A few years ago, Ira Glass “You Tubed” an interesting 5½ minutes about story telling. He teaches us that a good storyteller has both an interesting story and an important piece of reflection concerning it. In writing family history we need to interweave these two components into our stories and make sure that they are both strong and hard-hitting. Our research brings us many anecdotes to choose from and thinking about those anecdotes while looking thoughtfully at a person’s life will bring us some insightful moments of reflection to share.

Storytelling, done well, is powerful and productive. Look at scriptural accounts. These stories and their forthcoming lessons have inspired millions. “It came to pass” soon leads to “thus we see.” In our storytelling it’s important to let the story do the telling. Too much sermonizing or moralizing will cause the reader to roll his or her eyes just as surely as a pointless anecdote. If we can write clearly enough, the point will be taken simply from the actions or inactions of the characters involved and the consequences that follow. 

10 September 2012

Current Family History

Is there such a thing as "current history"? I think there is. With nightfall, each day passes into history, History does not have to be in the distant past. In fact, when it comes to remembering and writing and having the resources to record history, sooner is better.

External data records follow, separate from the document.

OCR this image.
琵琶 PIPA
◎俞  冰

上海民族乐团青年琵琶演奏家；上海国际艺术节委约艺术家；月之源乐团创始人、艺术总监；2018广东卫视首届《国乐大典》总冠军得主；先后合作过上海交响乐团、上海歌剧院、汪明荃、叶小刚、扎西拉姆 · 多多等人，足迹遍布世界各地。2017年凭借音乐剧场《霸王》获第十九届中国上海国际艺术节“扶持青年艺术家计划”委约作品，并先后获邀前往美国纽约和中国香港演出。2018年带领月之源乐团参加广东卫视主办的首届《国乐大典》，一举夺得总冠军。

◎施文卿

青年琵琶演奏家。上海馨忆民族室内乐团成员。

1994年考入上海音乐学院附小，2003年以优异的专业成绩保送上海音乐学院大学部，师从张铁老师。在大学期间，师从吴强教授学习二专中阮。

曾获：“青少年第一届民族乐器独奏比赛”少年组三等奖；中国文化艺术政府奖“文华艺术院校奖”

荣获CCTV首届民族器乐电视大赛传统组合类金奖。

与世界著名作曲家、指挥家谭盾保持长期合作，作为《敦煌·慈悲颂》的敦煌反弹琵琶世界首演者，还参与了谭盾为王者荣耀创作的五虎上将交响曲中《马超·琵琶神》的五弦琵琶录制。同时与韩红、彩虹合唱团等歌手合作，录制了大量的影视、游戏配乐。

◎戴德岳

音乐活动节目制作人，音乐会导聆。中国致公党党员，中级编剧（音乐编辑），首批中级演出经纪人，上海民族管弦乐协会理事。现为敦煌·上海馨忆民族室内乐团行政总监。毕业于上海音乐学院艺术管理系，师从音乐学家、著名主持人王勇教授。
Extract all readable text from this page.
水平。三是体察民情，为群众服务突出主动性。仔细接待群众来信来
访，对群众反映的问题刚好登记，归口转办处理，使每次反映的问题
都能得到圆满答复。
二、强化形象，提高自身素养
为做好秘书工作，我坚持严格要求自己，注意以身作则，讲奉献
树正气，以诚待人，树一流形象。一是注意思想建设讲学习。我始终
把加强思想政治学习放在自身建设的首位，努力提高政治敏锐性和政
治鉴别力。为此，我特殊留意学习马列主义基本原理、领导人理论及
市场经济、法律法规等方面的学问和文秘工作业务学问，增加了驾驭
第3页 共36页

That's why, as my family "family history writer," I was excited to find a newspaper article that mentioned some activities of my nephew Bert. Bert is serving an LDS mission in Louisiana and if you have been keeping up with the news last month, you know that parts of that state were badly damaged by the Hurricane named Isaac. The news article I read spoke of Bert's evacuation during the 80 mph winds and then his subsequent return to water-soaked LaPlace.

Frank Johnson 1904
Newspapers are a time-honored family history source for stories as well as genealogical facts. As we know, often a news article can give specific "word pictures" that catch the imagination and put the reader "on the spot." There is a very sad picture in my mind of my great-great uncle throwing burning kerosene out his door just as my great-great aunt and her little son came up the walk. When I came across an old baby photo labeled "Olive's baby Frank," it wasn't just a miscellaneous baby picture. I had to stop and look into those little eyes and picture his accidental death by fire once again. That brain video came from an old news article that has never left my heart. Though everyone involved has been dead many years, I still have some heartache over the sad situation.

In the same way, the story of Bert and his companion wading through knee to waist deep water to help out residents of the town sticks with me too. Bert is quoted as feeling humbled by seeing the people's courage. I feel humbled too, by Bert's service. I took the opportunity to distribute his story to family members. I think maybe his courage and willing heart in the face of natural disaster will help me and others to face our own "disasters" with courage rather than "dis-courage" and with hearts that are turned to each other and to God.